Adapted from https://github.com/awslabs/amazon-sagemaker-examples/blob/master/advanced_functionality/scikit_bring_your_own/scikit_bring_your_own.ipynb

This shows how to use a h2o3-automl docker container and deploy it onto Amazon Sagemaker

In [None]:
# Basic set up
import boto3
import re

import os
import numpy as np
import pandas as pd

from sagemaker import get_execution_role

role = get_execution_role()

In [None]:
import sagemaker as sage
from time import gmtime, strftime

sess = sage.Session()

In [None]:
account = sess.boto_session.client('sts').get_caller_identity()['Account']
region = sess.boto_session.region_name

#Note - make sure to include the Docker image tag (eg, :latest), since there seem to 
# be some issues with deploying a model if you don't include the tag. 
image = '{}.dkr.ecr.{}.amazonaws.com/h2o-automl:latest'.format(account, region)
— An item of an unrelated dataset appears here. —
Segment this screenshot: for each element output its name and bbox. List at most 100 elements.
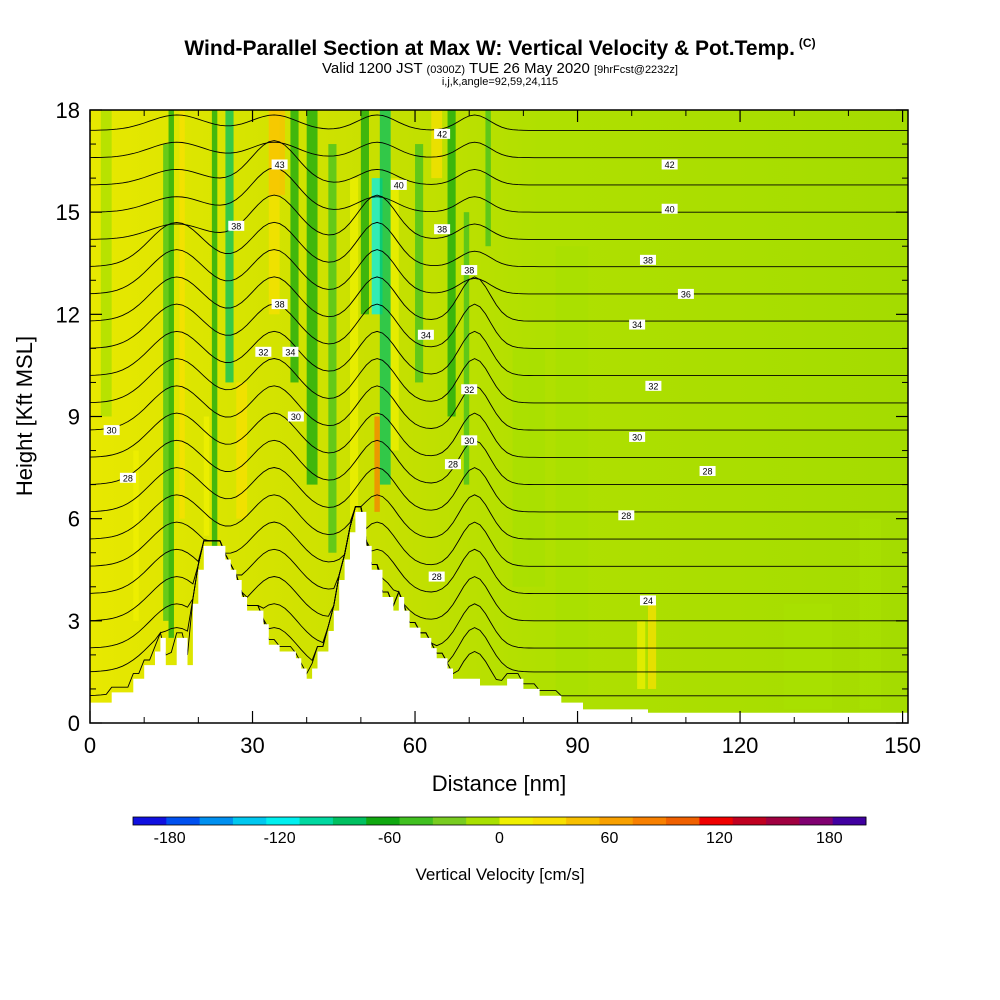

automl = sage.estimator.Estimator(image, 
                                 role, 1, 
                                 'ml.c4.2xlarge',
                                 output_path='s3://{}/output'.format(sess.default_bucket()),
                                 sagemaker_session=sess)

# The current Docker image needs both training and testing data, 
# so they're specified in two different channels. It's assumed 
# that the user has already uploaded the required data into a couple of
# different directories, and this dictionary just specifies where the 
# training and testing data are, respectively. 
data_location = {'training':'s3://sagemaker-test-bucket-2018/h2o-automl-test-train/training',
                 'testing':'s3://sagemaker-test-bucket-2018/h2o-automl-test-train/testing'} 


In [None]:
# Run AutoML. This can take a little while, and you will likely want to make
# sure that the cell runs entirely before you try deploying a predictor - 
# especially because you will have partial output even during a run
automl.fit(data_location)

In [None]:
# Deplying an actual predictor, so that we can make predictions on test data here
from sagemaker.predictor import csv_serializer
predictor = automl.deploy(1, 'ml.m4.xlarge', serializer=csv_serializer)

In [None]:
# This is just a simple way to try out a prediction on a particular set of data
# The output's currently in the form of a prediction and the class probabilities for each of the classes

sample_data = np.asarray([['age', ' workclass', ' fnlwgt', ' education', ' education-num', ' marital-status', ' occupation', ' relationship', ' race', ' sex', ' capital-gain', ' capital-loss'], 
                          ['68', ' Self-emp-not-inc', ' 273088', ' Some-college', ' 10', ' Married-civ-spouse', ' Craft-repair', ' Husband', ' White', ' Male', ' 0', ' 0']])
print(predictor.predict(sample_data).decode('utf-8'))


In [None]:
# Cleaning up the endpoint, to avoid getting charged for it unnecessarily 

sess.delete_endpoint(predictor.endpoint)